The status associated with communicating and sharing each stage of the purchase process is potentially more important to India’s millennial consumers than what they actually purchase, according to new research published by Paradox Panel, a think tank convened to research, debate and develop insights into India’s 21-35 year-olds.
With 89% of Indian millennials researching online before making a purchase, and 74% of believing that they influence the buying decisions of others, the entire consumption process has become an opportunity to enhance profile and status – from research to post-purchase.
While India’s millennials are extremely individualistic in their shopping habits – 43% Indian millennials shop alone and a third of them cite ‘personal satisfaction’ as the single most important factor behind their decision-making – the need for endorsement, validation and communication of each stage of the purchase process remains ever-present. 9 out of 10 Indian millennials actually believe it’s their responsibility to share feedback with companies after a good or bad brand experience; sharing is not merely desirable for millennials, it has become a fundamental aspect of consumer behaviour.
The concept of Collective Individualism highlights this demographic group’s obsession with self-expression, individual choice and personal opinion, while at the same time exhibiting an unprecedented desire to share and belong to some form of community, both in the professional and personal context. According to the Paradox Panel’s Second Quarterly Report – India’s Millennial Paradox and what it means for the way they consume – this contradiction is palpable at each stage of the purchase process.
Another consumer trend revealed in the report is millennials’ obsession with the search for wisdom; not knowledge in the traditional sense, but rather information which is compelling yet difficult to find – the more compelling the information and complex the search the greater the resulting prestige.
According to S Ravi Kant, CEO, Eyewear Division & Executive Vice President Corporate Communications, the purchase process perfectly reflects the Collective Individual paradox at the heart of India’s millennials.

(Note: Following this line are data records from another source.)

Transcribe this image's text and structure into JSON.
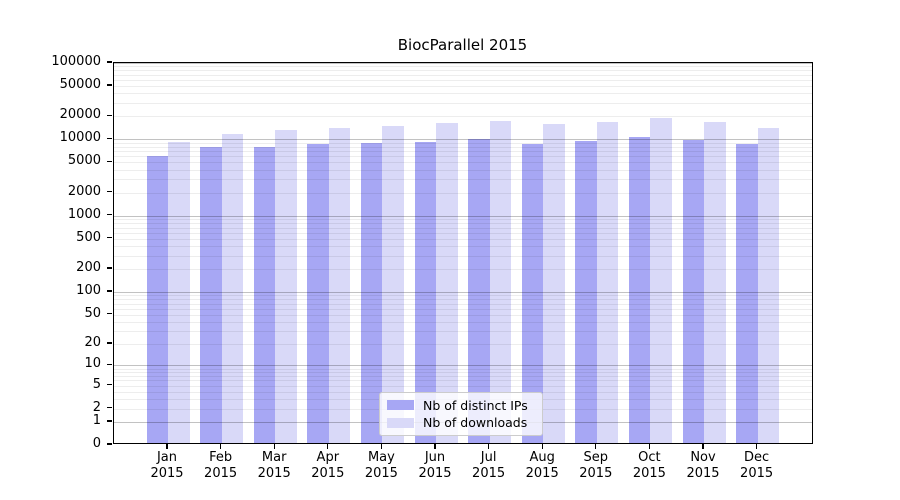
{
  "title": "BiocParallel 2015",
  "chart_data": {
    "type": "bar",
    "title": "BiocParallel 2015",
    "categories": [
      "Jan",
      "Feb",
      "Mar",
      "Apr",
      "May",
      "Jun",
      "Jul",
      "Aug",
      "Sep",
      "Oct",
      "Nov",
      "Dec"
    ],
    "year_label": "2015",
    "series": [
      {
        "name": "Nb of distinct IPs",
        "color": "#a7a7f4",
        "values": [
          5700,
          7500,
          7600,
          8100,
          8400,
          8600,
          9400,
          8300,
          9000,
          10000,
          9300,
          8100
        ]
      },
      {
        "name": "Nb of downloads",
        "color": "#d9d9f8",
        "values": [
          8800,
          11200,
          12500,
          13400,
          13900,
          15600,
          16200,
          14900,
          15700,
          18200,
          16000,
          13200
        ]
      }
    ],
    "xlabel": "",
    "ylabel": "",
    "y_ticks": [
      0,
      1,
      2,
      5,
      10,
      20,
      50,
      100,
      200,
      500,
      1000,
      2000,
      5000,
      10000,
      20000,
      50000,
      100000
    ],
    "ylim": [
      0,
      100000
    ],
    "scale": "log1p",
    "grid": true,
    "legend_position": "lower center"
  },
  "colors": {
    "major_gridline": "#c2c2c2",
    "minor_gridline": "#ececec",
    "axis": "#000000",
    "legend_border": "#cccccc"
  }
}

“India’s millennials see value not just beyond the product but in all stages of the ‘highly involved’ purchase cycle; from the research and selection to the acquisition and the final experience. The ability to share and validate each step of the process is absolutely critical. The contradiction being that, while today’s millennial consumers demand an experience which is genuinely personalised and unique, they also crave endorsement and approval at each stage of the process,” says Mr Kant.
Speaking about the event, Ravi Kant, Senior VP - Titan Company, said: “As a company, Titan is getting younger, more contemporary and bolder through all its brands. From its watches, to eyewear and jewellery, the company has become more fashionable, innovative and extremely ‘with it’. Collective individualism is the cornerstone of today’s youth and it is this youth that forms the core of Titan Company’ target group. Through this panel, we like to take inputs and have robust discussions with audiences relevant to the concept – professionals, consumers, media, trend analysts and millennia themselves.”